When your opponent thinks he has won, this is your time to strike, he hears Alexander say. He concentrates all his will on bringing his knee up so that he is ready to spring and then reverses his grip on his knife; there, in pissing range now, if this fellow were a bandit.

He is on his feet in an instant, his head smashing the man’s nose – he could hardly miss – while his knife plunges to the hilt under the breastbone. Catharo could not have done better.

Even before Horse-Face has finished his dying, Gajendra has the man’s sword in his hand and has lopped off the left arm of the man pulling on Catharo’s corpse. He does not delay to deliver a final blow. In his experience a man who has lost a limb in such dramatic fashion quickly loses his appetite for fighting.

He concentrates instead on the two men bending over Mara. They are covered in scratches; she has made a good fight of it. She clutches onto the soldier who is on top of her and keeps him from rising. Twice in one day; it is becoming routine.

While the other one fumbles for his weapon Gajendra swings down with all his strength and the edge of the sword cleaves the man’s face from scalp to chin.

The one on top of Mara screams in horror and punches her twice in the face to get away. But she has delayed him enough. Gajendra dares not swing the sword a second time in case he hits her; instead he lunges with the point. He is inexpert but he takes the man through the centre of his chest. He puts a foot on his breastbone to extract the sword and then dispatches the other, who is still lying on the ground bleeding and howling for his mother.

He has never known such cold rage. He is even sorry it is over. He would chew their bones with his teeth and spit their gristle in the mud if he could. He is of a mind to mutilate them even though they are dead, but that would serve no purpose. They are not the bandits who raped his mother and sisters. But they might as well be.

There are things he suddenly remembers now of that day; he was not sick after all, the episode with the spider was months before. He had actually run inside and covered his ears when his mother and sisters were screaming. The men had come in later and dragged him out again. By then, they were already dead. Why hadn’t they killed him as well? It was what he had never understood; how arbitrary it all was, savagery and mercy all at a whim.

He wonders now at how he could have forgotten this telling detail. Until this moment it seems he could not bear to think of it.

Mara is on her knees, spitting blood and sobbing.

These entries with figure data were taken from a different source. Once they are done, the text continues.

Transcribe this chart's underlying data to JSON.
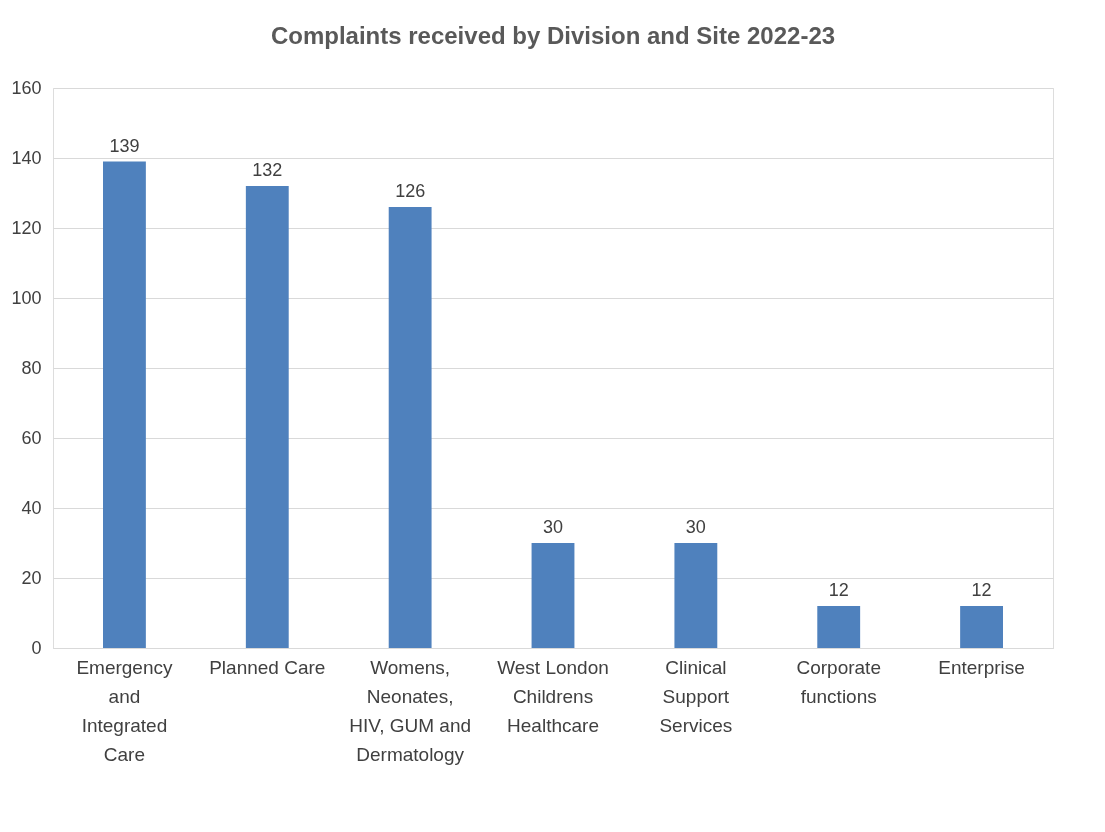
{
  "chart_data": {
    "type": "bar",
    "title": "Complaints received by Division and Site 2022-23",
    "categories": [
      "Emergency and Integrated Care",
      "Planned Care",
      "Womens, Neonates, HIV, GUM and Dermatology",
      "West London Childrens Healthcare",
      "Clinical Support Services",
      "Corporate functions",
      "Enterprise"
    ],
    "values": [
      139,
      132,
      126,
      30,
      30,
      12,
      12
    ],
    "color": "#4f81bd",
    "ylim": [
      0,
      160
    ],
    "yticks": [
      0,
      20,
      40,
      60,
      80,
      100,
      120,
      140,
      160
    ],
    "grid": "y",
    "data_labels": true
  }
}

He goes to comfort her but she waves him away. She does not wish to be touched, even by her rescuer.

He hesitates, then reaches for her a second time. She relents and hides her face in his shoulder and clings to him. There is blood on her face. Look what they have done to her.

A thought comes to him: what would have happened to him if the dacoits had not come that day? He would be ploughing a field with an ox cart. He supposes.

Instead he is here.

He pulls the stopper from a waterskin and washes the blood off her face as best he can. As if she was not beaten enough. Her father will think he did this, if he recognizes her at all.

‘It will be all right,’ he whispers. Perhaps it will. Who knows? He hasn’t given up yet.

He looks down at himself. He is covered in blood, too, some of it his. Just like Alexander, then. The elephant boy has learned his lessons well. And now they have four fresh horses and they can leave the two nags behind.

She clutches him like she is drowning and howls.